Em um mundo pós-apocalíptico, onde tudo é cinza, os sobreviventes são poucos, a comida está em falta e a conexão com a internet é sempre discada, um pai e um filho seguem por uma estrada em direção ao sul, carregando a esperança de encontrarem lá um lugar pelo menos habitável.
Após Onde os Fracos Não Têm Vez ANGARIAR o Oscar de melhor filme, Hollywood resolveu adaptar o mais novo livro de Cormac McCarthy, A Estrada, para as telonas. Uma história devastadora, melancólica, com poucos diálogos e ação, que tira sua genialidade da prosa CRUYFFIANA de McCarthy. Entretanto, o diretor John Hillcoat mandou a pressão às favas, cercou-se de uma equipe competente e fez o que devia ser feito.
Como muito ocorre em adaptações de livros, A Estrada possui uma narração em off - entretanto, ao invés de se apoiar no artifício como os gordos se apoiam no "light" que aparece ao lado de "Coca", a narração apenas pontua aqui e ali certos sentimentos do homem ("se o garoto não é a palavra de Deus, então Deus nunca falou"), ajudando a criar uma atmosfera de desolação tanto física quanto psicológica das personagens - da mesma forma, determinados diálogos, mesmo com poucas palavras, ilustram a selvageria daquela terra (como o homem falar "não é nada que não tenhamos visto antes", quando o garoto vê um cadáver). A trama foge de formulismos, acertadamente focando tudo na relação pai-filho. Embora existam acontecimentos tensos e marcantes, são os pequenos gestos, como o garoto fazendo questão de dividir a bebida com o pai, que mostram ao espectador quem aqueles dois realmente são.
Para acompanhar todo esse clima contemplativo, o diretor investe em planos longos, sem grandes MIRABOLÂNCIAS visuais, como alguém numa janela contando os carros que passam na rua. As elipses são ao mesmo tempo pertinentes e quase imperceptíveis, pois é justamente essa estranha coesão entre uma elipse súbita e seu plano anterior que confere um caráter de imensidão à jornada dos protagonistas. Soma-se a isso uma direção de arte que busca substituir a palavra "perfeição" no dicionário: a hegemonia do cinza sobre as outras cores é semelhante à do Lyon no campeonato francês, o que faz daquele mundo algo sem vida, devastado e permeado por uma desesperança que derrubaria até a mais efusiva das cheerleaders. Todas as estruturas estão em pedaços ou ruindo. Até mesmo os flashbacks, em sua maioria, são bastante escuros e cheios de sombra (com exceção de um ou outro, que possuem uma paleta de cores mais arco-íris staile e tal). A desolação que McCarthy torna tão palpável em palavras é fielmente representada pelo visual do filme.

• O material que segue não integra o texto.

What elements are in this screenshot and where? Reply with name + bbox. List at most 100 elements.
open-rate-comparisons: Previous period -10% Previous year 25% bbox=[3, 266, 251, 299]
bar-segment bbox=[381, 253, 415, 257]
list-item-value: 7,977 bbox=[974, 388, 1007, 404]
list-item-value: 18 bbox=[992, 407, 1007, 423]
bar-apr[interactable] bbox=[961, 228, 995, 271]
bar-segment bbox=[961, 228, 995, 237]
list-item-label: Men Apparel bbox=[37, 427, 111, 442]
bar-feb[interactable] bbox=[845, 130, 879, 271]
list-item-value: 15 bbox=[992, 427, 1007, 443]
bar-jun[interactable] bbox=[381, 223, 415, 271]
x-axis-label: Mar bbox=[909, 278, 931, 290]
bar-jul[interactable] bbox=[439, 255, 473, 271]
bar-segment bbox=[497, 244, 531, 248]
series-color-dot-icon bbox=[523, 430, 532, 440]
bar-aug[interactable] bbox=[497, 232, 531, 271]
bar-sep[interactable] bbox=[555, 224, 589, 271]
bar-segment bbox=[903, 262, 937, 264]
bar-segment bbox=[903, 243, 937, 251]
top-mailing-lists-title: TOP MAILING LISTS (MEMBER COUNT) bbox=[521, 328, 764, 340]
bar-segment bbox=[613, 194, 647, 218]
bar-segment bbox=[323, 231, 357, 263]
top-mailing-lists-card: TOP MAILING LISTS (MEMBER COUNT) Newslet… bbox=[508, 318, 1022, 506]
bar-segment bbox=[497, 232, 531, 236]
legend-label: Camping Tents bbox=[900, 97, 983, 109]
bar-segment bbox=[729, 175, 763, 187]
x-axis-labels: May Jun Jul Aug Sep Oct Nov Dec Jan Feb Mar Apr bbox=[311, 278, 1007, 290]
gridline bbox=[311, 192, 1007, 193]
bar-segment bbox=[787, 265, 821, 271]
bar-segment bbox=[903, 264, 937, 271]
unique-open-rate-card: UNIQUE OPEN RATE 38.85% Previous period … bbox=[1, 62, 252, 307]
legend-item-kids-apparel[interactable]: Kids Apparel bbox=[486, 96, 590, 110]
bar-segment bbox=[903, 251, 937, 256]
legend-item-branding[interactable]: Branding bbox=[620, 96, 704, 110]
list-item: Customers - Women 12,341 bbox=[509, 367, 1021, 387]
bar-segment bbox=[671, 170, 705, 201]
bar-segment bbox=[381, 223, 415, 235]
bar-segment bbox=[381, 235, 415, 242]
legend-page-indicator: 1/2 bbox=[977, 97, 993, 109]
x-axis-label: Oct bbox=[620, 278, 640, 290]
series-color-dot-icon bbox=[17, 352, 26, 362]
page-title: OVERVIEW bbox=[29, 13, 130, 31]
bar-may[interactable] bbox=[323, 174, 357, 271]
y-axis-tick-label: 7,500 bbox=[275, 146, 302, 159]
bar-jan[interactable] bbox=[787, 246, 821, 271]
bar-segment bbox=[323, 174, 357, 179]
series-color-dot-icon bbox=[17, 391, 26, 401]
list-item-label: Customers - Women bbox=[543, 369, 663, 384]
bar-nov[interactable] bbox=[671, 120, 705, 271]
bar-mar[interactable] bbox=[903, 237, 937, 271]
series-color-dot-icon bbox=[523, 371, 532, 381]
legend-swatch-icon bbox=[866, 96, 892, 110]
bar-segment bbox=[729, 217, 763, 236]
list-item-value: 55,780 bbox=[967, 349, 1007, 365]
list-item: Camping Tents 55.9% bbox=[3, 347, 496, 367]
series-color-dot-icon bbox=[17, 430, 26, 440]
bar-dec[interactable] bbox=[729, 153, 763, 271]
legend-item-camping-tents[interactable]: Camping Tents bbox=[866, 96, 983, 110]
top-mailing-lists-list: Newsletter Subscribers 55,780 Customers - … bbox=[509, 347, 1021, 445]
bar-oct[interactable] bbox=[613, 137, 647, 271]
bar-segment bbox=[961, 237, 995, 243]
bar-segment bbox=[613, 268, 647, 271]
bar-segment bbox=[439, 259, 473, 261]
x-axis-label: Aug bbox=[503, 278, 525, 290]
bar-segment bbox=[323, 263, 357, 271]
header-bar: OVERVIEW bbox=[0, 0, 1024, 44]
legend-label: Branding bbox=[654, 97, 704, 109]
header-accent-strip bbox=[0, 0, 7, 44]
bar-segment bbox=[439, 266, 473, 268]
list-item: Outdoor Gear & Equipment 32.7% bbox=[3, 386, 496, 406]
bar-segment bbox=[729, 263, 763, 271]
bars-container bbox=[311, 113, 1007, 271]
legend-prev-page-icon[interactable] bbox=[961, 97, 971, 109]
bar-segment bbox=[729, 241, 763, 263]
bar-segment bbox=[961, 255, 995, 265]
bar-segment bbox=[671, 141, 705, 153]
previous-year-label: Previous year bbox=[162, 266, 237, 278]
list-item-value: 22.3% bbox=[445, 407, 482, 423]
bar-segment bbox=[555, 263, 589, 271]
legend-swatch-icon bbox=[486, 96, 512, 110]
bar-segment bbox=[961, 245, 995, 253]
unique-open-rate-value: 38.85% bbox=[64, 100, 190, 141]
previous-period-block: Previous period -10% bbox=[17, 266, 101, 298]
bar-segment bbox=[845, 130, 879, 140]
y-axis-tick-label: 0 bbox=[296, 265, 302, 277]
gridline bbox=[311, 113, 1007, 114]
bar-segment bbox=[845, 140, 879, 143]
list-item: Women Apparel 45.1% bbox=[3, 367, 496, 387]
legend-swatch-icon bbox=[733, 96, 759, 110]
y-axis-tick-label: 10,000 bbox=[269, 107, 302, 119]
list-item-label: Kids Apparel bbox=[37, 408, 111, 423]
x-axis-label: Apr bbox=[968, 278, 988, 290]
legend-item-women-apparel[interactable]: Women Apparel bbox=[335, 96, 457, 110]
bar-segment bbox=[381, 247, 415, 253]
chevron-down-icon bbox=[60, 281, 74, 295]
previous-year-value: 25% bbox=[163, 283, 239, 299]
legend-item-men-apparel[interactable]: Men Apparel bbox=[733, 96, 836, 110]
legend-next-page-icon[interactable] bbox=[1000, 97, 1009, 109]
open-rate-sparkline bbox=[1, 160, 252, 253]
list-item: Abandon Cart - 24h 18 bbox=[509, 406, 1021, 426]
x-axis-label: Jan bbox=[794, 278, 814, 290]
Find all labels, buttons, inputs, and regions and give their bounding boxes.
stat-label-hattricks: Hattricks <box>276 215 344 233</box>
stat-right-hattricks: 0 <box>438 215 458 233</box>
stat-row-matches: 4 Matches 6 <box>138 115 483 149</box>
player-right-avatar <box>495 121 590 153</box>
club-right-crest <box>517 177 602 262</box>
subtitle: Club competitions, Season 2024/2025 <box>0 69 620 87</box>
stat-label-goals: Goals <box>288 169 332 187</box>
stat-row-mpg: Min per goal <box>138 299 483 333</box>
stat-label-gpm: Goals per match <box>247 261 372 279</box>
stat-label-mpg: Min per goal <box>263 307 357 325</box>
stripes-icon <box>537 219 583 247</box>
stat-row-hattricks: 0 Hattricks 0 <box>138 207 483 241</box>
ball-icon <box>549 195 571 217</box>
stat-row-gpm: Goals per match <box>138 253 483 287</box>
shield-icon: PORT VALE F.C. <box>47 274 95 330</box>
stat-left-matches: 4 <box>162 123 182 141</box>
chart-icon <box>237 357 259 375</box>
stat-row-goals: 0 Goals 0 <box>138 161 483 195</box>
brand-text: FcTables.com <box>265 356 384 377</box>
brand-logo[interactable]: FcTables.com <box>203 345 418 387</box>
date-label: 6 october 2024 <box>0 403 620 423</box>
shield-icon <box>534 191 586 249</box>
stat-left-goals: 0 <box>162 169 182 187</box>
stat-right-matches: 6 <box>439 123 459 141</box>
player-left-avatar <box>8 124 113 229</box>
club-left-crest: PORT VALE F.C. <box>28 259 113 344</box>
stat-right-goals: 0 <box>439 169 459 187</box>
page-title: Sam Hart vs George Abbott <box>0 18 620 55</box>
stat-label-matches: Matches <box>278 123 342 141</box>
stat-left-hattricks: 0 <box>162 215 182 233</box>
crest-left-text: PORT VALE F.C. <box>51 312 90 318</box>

Para fechar, embora com poucos nomes, o elenco se mostra afiado. Viggo Mortensen, como sempre, mergulha visceralmente na personagem, conseguindo demonstrar o amor do pai pelo filho através de pequenos olhares e gestos (e, o que é mais impressionante, faz isso através de uma barba que mais parece um MURO). Kodi Smith-McPhee não se acanha e bate de frente com seu veterano colega, transmitindo ternura e a inocência sem soar DISNEY. Charlize Theron fala pouco, mas fala bonito, com intensidade e um par de olhos que minha nossa senhora.
Como deixo bem claro nesta maravilhosa e extremamente bem escrita crítica, A Estrada não é uma película fácil. O filme tenta a todo custo arrancar e dilacerar a humanidade de seus protagonistas, a um ponto onde um pai apontar uma arma pra cabeça de seu filho é um gesto de amor. Até quando nossos princípios conseguem sobrepujar nossos instintos? E como ter vontade de sobreviver em um lugar onde não há sequer esperança? Uma narrativa tocante, complexa e questionadora, que vai acompanhar o espectador muito além da sala de cinema - impossível comer em um restaurante depois sem pensar no garoto e seu pai satisfazendo-se com insetos mortos. E isso é algo que só grandes filmes conseguem.